Nach ihrem Tod in 2017 begannen wir, eigene Wege, Formen und Formate für gemeinschaftliches Trauern zu gestalten und zu kultivieren. Dafür haben wir Elke’s praktische Erfahrungen mit gemeinschaftlichem Trauern und die von Sobonfu Somé inspirierten Perspektiven mit zahlreichen aktuellen Erkenntnissen aus westlicher Psychologie, Neuro-Psychologie und auch westlicher Trauerbegleitungs-Theorie und Praxis verknüpft.
Unser Anliegen ist, aus dieser Verbindung heraus wirklich hilfreiche, trauma-sensible Wege und Formen der Trauerprozessbegleitung für Hier & Heute zu entwickeln und zu praktizieren.
Inzwischen konnten wir damit bereits für viele hunderte von Menschen gemeinschaftliche Trauerräume gestalten und schon über 80 Personen in unserem Ansatz von gemeinschaftsbezogener Trauerprozessbegleitung ausbilden.
Die Weiterbildungseinheiten bestehen knapp zur Hälfte aus Vorträgen – die umrahmt sind von (Selbst-)Erfahrungsaktivitäten, Reflexion- und Austausch. Die meisten Einheiten finden üblicherweise im Seminarhaus statt, bei angenehm warmer, trockener Witterung verbringen wir einen größeren Teil der Zeit im Freien.
Jeder Ausbildungsblock beginnt mit einem gemeinsamen Mittagessen am Donnerstag um 12:30 Uhr.
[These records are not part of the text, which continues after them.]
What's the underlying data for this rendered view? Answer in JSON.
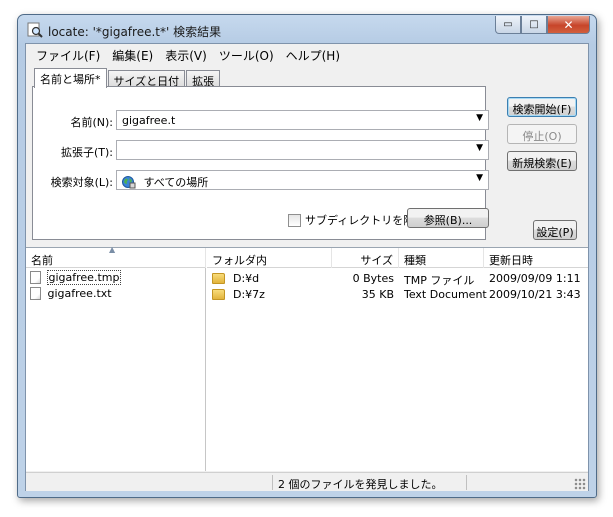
{
  "window": {
    "title": "locate: '*gigafree.t*' 検索結果",
    "caption": {
      "minimize": "▭",
      "maximize": "□",
      "close": "✕"
    }
  },
  "menu": [
    "ファイル(F)",
    "編集(E)",
    "表示(V)",
    "ツール(O)",
    "ヘルプ(H)"
  ],
  "tabs": [
    {
      "label": "名前と場所*",
      "active": true
    },
    {
      "label": "サイズと日付",
      "active": false
    },
    {
      "label": "拡張",
      "active": false
    }
  ],
  "form": {
    "name_label": "名前(N):",
    "name_value": "gigafree.t",
    "ext_label": "拡張子(T):",
    "ext_value": "",
    "target_label": "検索対象(L):",
    "target_value": "すべての場所",
    "subdir_label": "サブディレクトリを除外",
    "browse_label": "参照(B)..."
  },
  "side_buttons": {
    "start": "検索開始(F)",
    "stop": "停止(O)",
    "new_search": "新規検索(E)",
    "settings": "設定(P)"
  },
  "list": {
    "columns": {
      "name": "名前",
      "folder": "フォルダ内",
      "size": "サイズ",
      "type": "種類",
      "modified": "更新日時"
    },
    "rows": [
      {
        "name": "gigafree.tmp",
        "folder": "D:¥d",
        "size": "0 Bytes",
        "type": "TMP ファイル",
        "modified": "2009/09/09 1:11"
      },
      {
        "name": "gigafree.txt",
        "folder": "D:¥7z",
        "size": "35 KB",
        "type": "Text Document",
        "modified": "2009/10/21 3:43"
      }
    ]
  },
  "status": {
    "message": "2 個のファイルを発見しました。"
  },
  "colors": {
    "title_bar": "#c6d9ee",
    "close_button": "#c7452a",
    "default_button_border": "#3c7fb1"
  },
  "icons": {
    "app": "magnifier-icon",
    "target": "globe-icon",
    "file": "file-icon",
    "folder": "folder-icon"
  }
}
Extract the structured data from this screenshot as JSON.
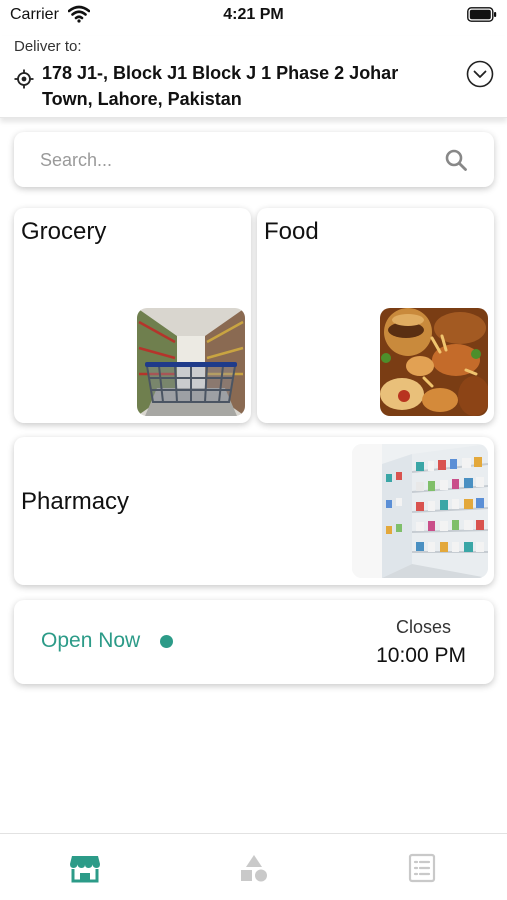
{
  "status_bar": {
    "carrier": "Carrier",
    "time": "4:21 PM"
  },
  "delivery": {
    "label": "Deliver to:",
    "address": "178 J1-, Block J1 Block J 1 Phase 2 Johar Town, Lahore, Pakistan"
  },
  "search": {
    "placeholder": "Search..."
  },
  "categories": [
    {
      "title": "Grocery",
      "image": "shopping-cart-supermarket-aisle"
    },
    {
      "title": "Food",
      "image": "fast-food-platter"
    },
    {
      "title": "Pharmacy",
      "image": "pharmacy-shelves"
    }
  ],
  "store_hours": {
    "status": "Open Now",
    "closes_label": "Closes",
    "closes_time": "10:00 PM"
  },
  "tabs": [
    {
      "icon": "store-icon",
      "active": true
    },
    {
      "icon": "categories-icon",
      "active": false
    },
    {
      "icon": "orders-list-icon",
      "active": false
    }
  ],
  "colors": {
    "accent": "#2c9b88",
    "inactive_icon": "#c9c9c9",
    "text": "#111111"
  }
}
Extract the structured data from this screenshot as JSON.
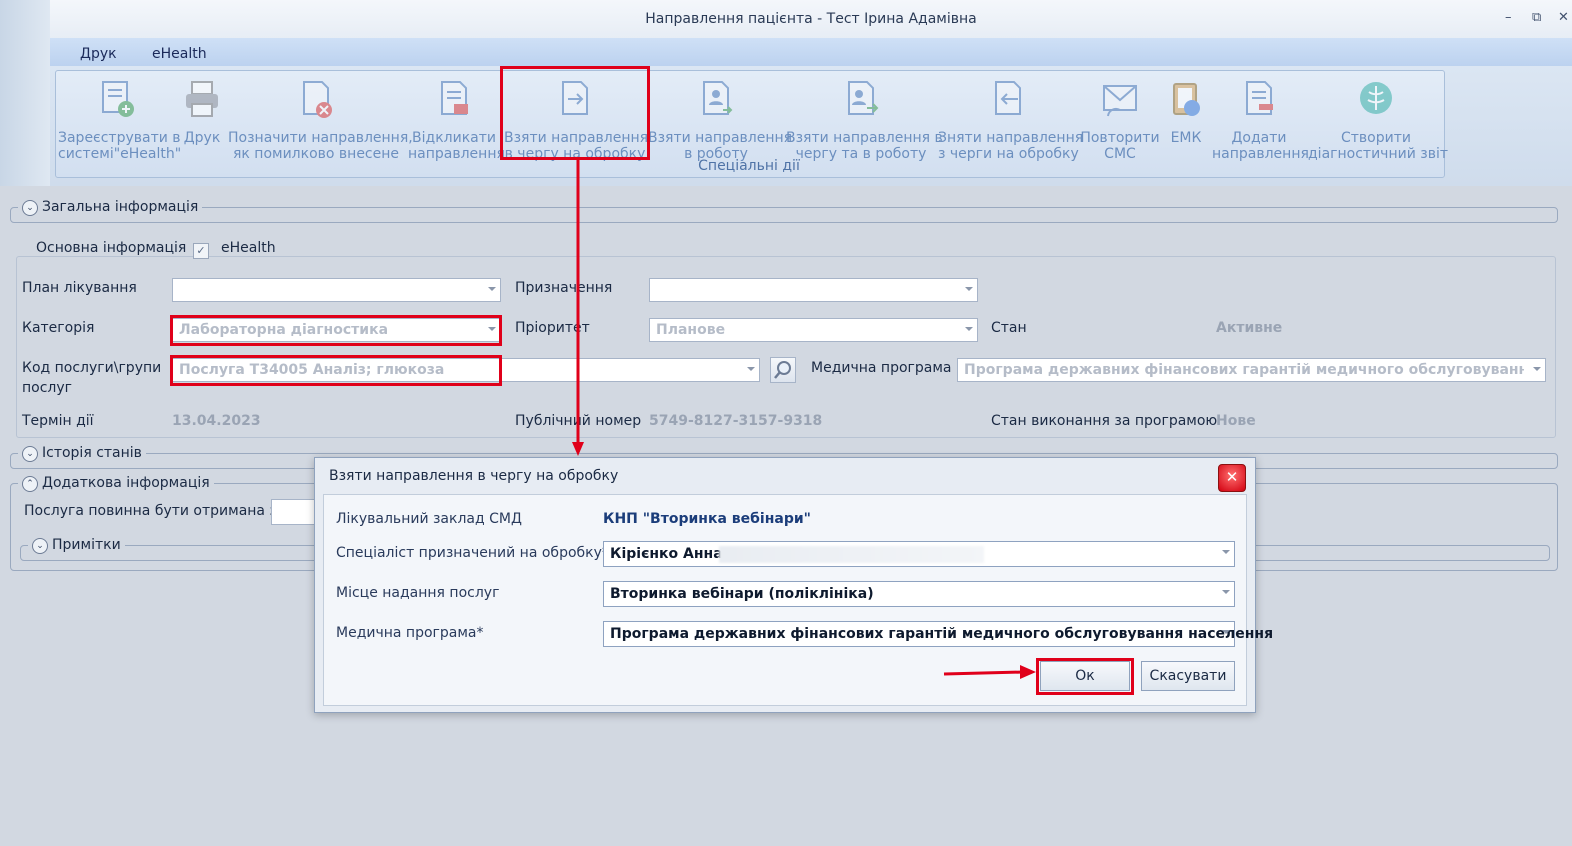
{
  "window": {
    "title": "Направлення пацієнта - Тест Ірина Адамівна",
    "minimize": "–",
    "restore": "⧉",
    "close": "✕"
  },
  "menu": {
    "items": [
      "Друк",
      "eHealth"
    ]
  },
  "ribbon": {
    "group_label": "Спеціальні дії",
    "buttons": [
      {
        "line1": "Зареєструвати в",
        "line2": "системі\"eHealth\"",
        "icon": "register-icon"
      },
      {
        "line1": "Друк",
        "line2": "",
        "icon": "printer-icon"
      },
      {
        "line1": "Позначити направлення,",
        "line2": "як помилково внесене",
        "icon": "doc-error-icon"
      },
      {
        "line1": "Відкликати",
        "line2": "направлення",
        "icon": "doc-revoke-icon"
      },
      {
        "line1": "Взяти направлення",
        "line2": "в чергу на обробку",
        "icon": "doc-arrow-icon"
      },
      {
        "line1": "Взяти направлення",
        "line2": "в роботу",
        "icon": "doc-user-icon"
      },
      {
        "line1": "Взяти направлення в",
        "line2": "чергу та в роботу",
        "icon": "doc-user-arrow-icon"
      },
      {
        "line1": "Зняти направлення",
        "line2": "з черги на обробку",
        "icon": "doc-back-icon"
      },
      {
        "line1": "Повторити",
        "line2": "СМС",
        "icon": "envelope-icon"
      },
      {
        "line1": "ЕМК",
        "line2": "",
        "icon": "emk-icon"
      },
      {
        "line1": "Додати",
        "line2": "направлення",
        "icon": "doc-add-icon"
      },
      {
        "line1": "Створити",
        "line2": "діагностичний звіт",
        "icon": "xray-icon"
      }
    ]
  },
  "general": {
    "title": "Загальна інформація",
    "basic_info_label": "Основна інформація",
    "ehealth_label": "eHealth",
    "ehealth_checked": true,
    "plan_label": "План лікування",
    "plan_value": "",
    "purpose_label": "Призначення",
    "purpose_value": "",
    "category_label": "Категорія",
    "category_value": "Лабораторна діагностика",
    "priority_label": "Пріоритет",
    "priority_value": "Планове",
    "state_label": "Стан",
    "state_value": "Активне",
    "service_code_label_1": "Код послуги\\групи",
    "service_code_label_2": "послуг",
    "service_code_value": "Послуга Т34005 Аналіз; глюкоза",
    "med_program_label": "Медична програма",
    "med_program_value": "Програма державних фінансових гарантій медичного обслуговування насел",
    "term_label": "Термін дії",
    "term_value": "13.04.2023",
    "public_number_label": "Публічний номер",
    "public_number_value": "5749-8127-3157-9318",
    "program_state_label": "Стан виконання за програмою",
    "program_state_value": "Нове"
  },
  "history": {
    "title": "Історія станів"
  },
  "extra": {
    "title": "Додаткова інформація",
    "service_from_label": "Послуга повинна бути отримана з"
  },
  "notes": {
    "title": "Примітки"
  },
  "dialog": {
    "title": "Взяти направлення в чергу на обробку",
    "facility_label": "Лікувальний заклад СМД",
    "facility_value": "КНП \"Вторинка вебінари\"",
    "specialist_label": "Спеціаліст призначений на обробку*",
    "specialist_value": "Кірієнко Анна",
    "place_label": "Місце надання послуг",
    "place_value": "Вторинка вебінари (поліклініка)",
    "program_label": "Медична програма*",
    "program_value": "Програма державних фінансових гарантій медичного обслуговування населення",
    "ok_label": "Ок",
    "cancel_label": "Скасувати"
  },
  "colors": {
    "highlight": "#e0001a",
    "accent": "#1b3d7a"
  }
}
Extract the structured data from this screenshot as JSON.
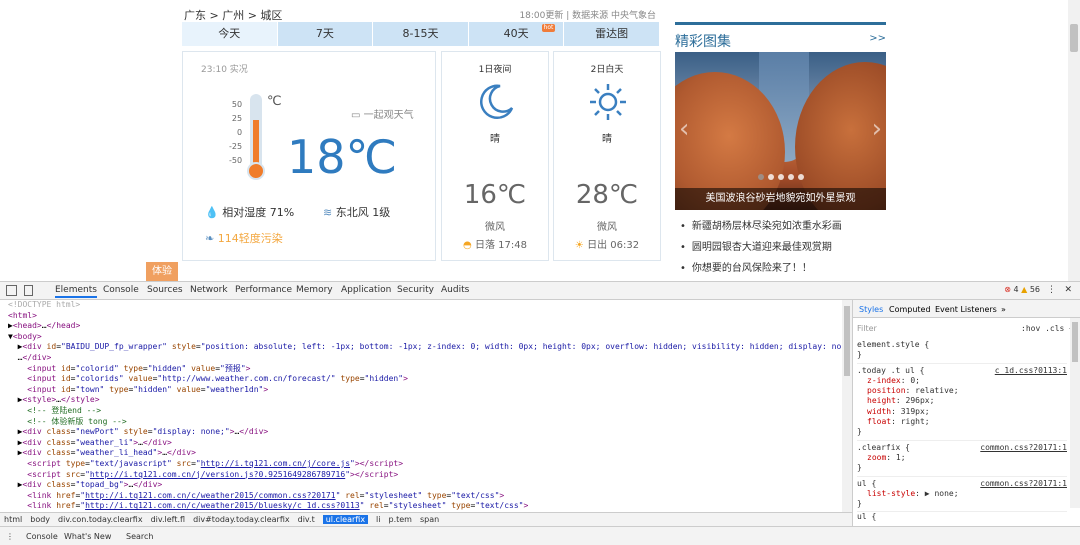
{
  "breadcrumb": "广东 > 广州 > 城区",
  "update": "18:00更新 | 数据来源 中央气象台",
  "tabs": [
    "今天",
    "7天",
    "8-15天",
    "40天",
    "雷达图"
  ],
  "hot": "hot",
  "now": {
    "time": "23:10 实况",
    "scale": [
      "50",
      "25",
      "0",
      "-25",
      "-50"
    ],
    "unit": "℃",
    "temp": "18℃",
    "share": "一起观天气",
    "humidity": "相对湿度  71%",
    "wind": "东北风  1级",
    "aqi": "114轻度污染"
  },
  "days": [
    {
      "label": "1日夜间",
      "cond": "晴",
      "temp": "16℃",
      "wind": "微风",
      "sun": "日落 17:48",
      "icon": "moon-icon"
    },
    {
      "label": "2日白天",
      "cond": "晴",
      "temp": "28℃",
      "wind": "微风",
      "sun": "日出 06:32",
      "icon": "sun-icon"
    }
  ],
  "experience": "体验",
  "gallery": {
    "title": "精彩图集",
    "more": ">>",
    "caption": "美国波浪谷砂岩地貌宛如外星景观"
  },
  "news": [
    "新疆胡杨层林尽染宛如浓重水彩画",
    "圆明园银杏大道迎来最佳观赏期",
    "你想要的台风保险来了！！"
  ],
  "devtools": {
    "tabs": [
      "Elements",
      "Console",
      "Sources",
      "Network",
      "Performance",
      "Memory",
      "Application",
      "Security",
      "Audits"
    ],
    "errors": "4",
    "warnings": "56",
    "breadcrumbs": [
      "html",
      "body",
      "div.con.today.clearfix",
      "div.left.fl",
      "div#today.today.clearfix",
      "div.t",
      "ul.clearfix",
      "li",
      "p.tem",
      "span"
    ],
    "side_tabs": [
      "Styles",
      "Computed",
      "Event Listeners",
      "»"
    ],
    "filter": "Filter",
    "hov": ":hov  .cls  +",
    "drawer": [
      "Console",
      "What's New",
      "Search"
    ]
  }
}
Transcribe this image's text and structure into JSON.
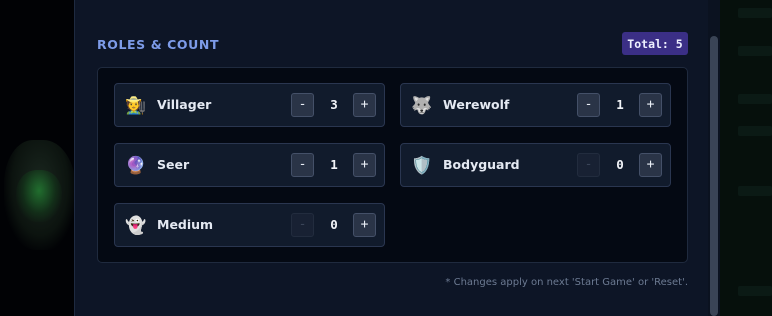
{
  "section": {
    "title": "ROLES & COUNT",
    "total_label": "Total: 5"
  },
  "roles": [
    {
      "name": "Villager",
      "icon": "farmer-icon",
      "glyph": "🧑‍🌾",
      "count": "3",
      "minus_label": "-",
      "plus_label": "+",
      "minus_enabled": true
    },
    {
      "name": "Werewolf",
      "icon": "wolf-icon",
      "glyph": "🐺",
      "count": "1",
      "minus_label": "-",
      "plus_label": "+",
      "minus_enabled": true
    },
    {
      "name": "Seer",
      "icon": "crystal-ball-icon",
      "glyph": "🔮",
      "count": "1",
      "minus_label": "-",
      "plus_label": "+",
      "minus_enabled": true
    },
    {
      "name": "Bodyguard",
      "icon": "shield-icon",
      "glyph": "🛡️",
      "count": "0",
      "minus_label": "-",
      "plus_label": "+",
      "minus_enabled": false
    },
    {
      "name": "Medium",
      "icon": "ghost-icon",
      "glyph": "👻",
      "count": "0",
      "minus_label": "-",
      "plus_label": "+",
      "minus_enabled": false
    }
  ],
  "footnote": "* Changes apply on next 'Start Game' or 'Reset'.",
  "colors": {
    "accent": "#7d9be8",
    "badge": "#3b2f86",
    "panel": "#0d1526"
  }
}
Wir starten um 09:30 Uhr nach dem Frühstück in den Tag, so dass vorher noch Zeit für individuellen morgendlichen Sport/Bewegung oder persönliche Muße-Zeit ist.
Um 13:00 Uhr machen wir eine ausgiebige 2stündige Mittagspause – genug Zeit zum Essen und für ein Nickerchen oder zum Spazierengehen.
Abendessen ist um 18:30 Uhr, die Abende verbringen wir in der Regel mit gemütlichem Austausch.
Wir enden am Sonntag um 13:00 Uhr, danach gibt es noch ein (optionales) gemeinsames Mittagessen. Wer früh fahren muss, kann sich davon auch etwas einpacken lassen oder mit der Küche ein Lunchpaket vom Frühstücks-Buffet absprechen.
Reflexionsfragen & Aktivitäten-Empfehlungen
In jedem Ausbildungsblock geben wir dir konkrete Empfehlungen für (optionale) Aktivitäten oder Reflexionsfragen für die Zwischenzeiten, um das Integrieren des Gelernten zu erleichtern.
Buddies/Lernpartner*innen
Es gibt die Möglichkeit, eine optionale Lernpartnerschaft mit einer weiteren teilnehmenden Person zu knüpfen, um eine verlässliche Ansprechpartner*in zuhause zu haben.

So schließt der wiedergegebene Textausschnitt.